COM0011 Blog Post #2 - Hold tight to your smartphones

There was a recent news report in Ottawa about an increase of smartphone robberies—at bus stops, secluded pathways and other public places. Similar stories on smartphone thefts and robberies have been reported in many other big cities.

People nowadays are so dependent on their mobile devices for social networking or following the news that they won’t waste any minute while in transit, waiting for someone or a bus, or even while walking. In doing so, they often are not aware of their surroundings and provide an opportunity to robbers lurking  around them and targeting their valuable assets. 

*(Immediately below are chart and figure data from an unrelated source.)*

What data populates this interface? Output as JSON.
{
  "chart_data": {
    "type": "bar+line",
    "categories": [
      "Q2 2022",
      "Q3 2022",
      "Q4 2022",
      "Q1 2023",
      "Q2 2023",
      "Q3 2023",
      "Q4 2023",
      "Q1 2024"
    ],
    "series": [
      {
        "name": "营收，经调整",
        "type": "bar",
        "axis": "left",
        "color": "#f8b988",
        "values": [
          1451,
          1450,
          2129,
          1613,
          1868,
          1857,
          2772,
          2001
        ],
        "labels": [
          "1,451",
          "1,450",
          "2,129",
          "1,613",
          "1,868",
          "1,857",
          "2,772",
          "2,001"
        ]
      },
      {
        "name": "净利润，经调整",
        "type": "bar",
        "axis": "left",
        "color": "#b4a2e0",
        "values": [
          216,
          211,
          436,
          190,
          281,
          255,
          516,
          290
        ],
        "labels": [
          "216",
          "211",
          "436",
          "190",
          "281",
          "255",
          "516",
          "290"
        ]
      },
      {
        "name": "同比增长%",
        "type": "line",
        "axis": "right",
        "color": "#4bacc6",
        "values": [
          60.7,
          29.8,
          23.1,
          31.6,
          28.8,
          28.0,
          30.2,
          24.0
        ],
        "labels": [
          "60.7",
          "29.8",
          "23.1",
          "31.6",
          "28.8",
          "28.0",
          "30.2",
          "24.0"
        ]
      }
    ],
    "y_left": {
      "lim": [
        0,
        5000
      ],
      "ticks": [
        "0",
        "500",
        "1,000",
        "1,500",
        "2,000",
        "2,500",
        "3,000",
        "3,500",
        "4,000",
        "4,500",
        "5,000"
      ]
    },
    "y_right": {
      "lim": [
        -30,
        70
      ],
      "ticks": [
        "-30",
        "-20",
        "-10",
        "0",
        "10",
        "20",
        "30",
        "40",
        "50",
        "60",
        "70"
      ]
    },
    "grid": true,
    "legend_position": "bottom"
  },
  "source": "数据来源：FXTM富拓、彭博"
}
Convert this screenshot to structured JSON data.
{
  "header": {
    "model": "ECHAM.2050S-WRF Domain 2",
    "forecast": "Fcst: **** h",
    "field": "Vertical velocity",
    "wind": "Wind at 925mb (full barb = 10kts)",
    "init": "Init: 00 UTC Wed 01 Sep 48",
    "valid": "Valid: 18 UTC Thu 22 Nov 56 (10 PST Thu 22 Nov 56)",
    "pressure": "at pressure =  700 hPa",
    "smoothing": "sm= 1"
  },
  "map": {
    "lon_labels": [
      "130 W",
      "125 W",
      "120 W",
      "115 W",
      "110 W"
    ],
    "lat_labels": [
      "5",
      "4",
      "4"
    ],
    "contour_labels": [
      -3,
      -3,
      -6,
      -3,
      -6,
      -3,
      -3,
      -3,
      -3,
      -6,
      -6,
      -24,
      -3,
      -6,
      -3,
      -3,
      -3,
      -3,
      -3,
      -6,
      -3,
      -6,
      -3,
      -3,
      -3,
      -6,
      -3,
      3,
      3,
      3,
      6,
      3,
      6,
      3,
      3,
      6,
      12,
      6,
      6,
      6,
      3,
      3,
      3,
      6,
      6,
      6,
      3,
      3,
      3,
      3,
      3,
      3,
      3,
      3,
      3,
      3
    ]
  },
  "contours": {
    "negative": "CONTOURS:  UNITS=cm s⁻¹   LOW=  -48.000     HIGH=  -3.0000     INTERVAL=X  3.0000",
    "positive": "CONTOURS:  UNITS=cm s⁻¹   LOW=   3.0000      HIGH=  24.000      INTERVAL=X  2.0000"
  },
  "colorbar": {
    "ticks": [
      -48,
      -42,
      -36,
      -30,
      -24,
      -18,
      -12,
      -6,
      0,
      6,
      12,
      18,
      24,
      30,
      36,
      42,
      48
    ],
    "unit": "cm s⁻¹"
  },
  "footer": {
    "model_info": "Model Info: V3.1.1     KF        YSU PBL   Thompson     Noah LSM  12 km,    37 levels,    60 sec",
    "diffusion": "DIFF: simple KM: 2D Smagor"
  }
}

There is a video of a robber on a bicycle who snatched a smartphone from its owner at a bus stop:

Even though the recently launched “blacklist” of lost and stolen cell phones, tablets and other wireless devices can help reduce the mobiles’ robberies and thefts by making them less valuable to the criminals, it will still be an inconvenience and/or a financial loss to the owners.

When I see people use their smartphones (or other mobile devices) in a public place even while walking or driving, I worry for them that they may be so oblivious to their surroundings that they may cause an accident, have their expensive tools robbed or put themselves into an embarrassing situation.  I have read a story about a man who texted on his smartphone while walking on a street.  He could manage to do it without looking up by just making sure he followed the feet of the person walking in front of him.  Once he did this as usual, until that person in front of him suddenly stopped and turned toward him.  He looked up and found that he had followed a woman into a women’s washroom!

Some smartphone users feel obliged to be constantly checking for messages and news because their bosses have put such pressure on them.  However, some companies like Volkswagen, BMW, Goldman Sachs, WholsCarrus, Matter Communications and Batchbook now realize that giving their employees a break from instant communication is better for their businesses, because employees less stressed are better for their companies. I hope that those employees can really take advantage of the break to spend time on offline activities that benefit them in relationships and health. I also wonder whether any Canadian companies are taking similar measures of mandatory digital breaks.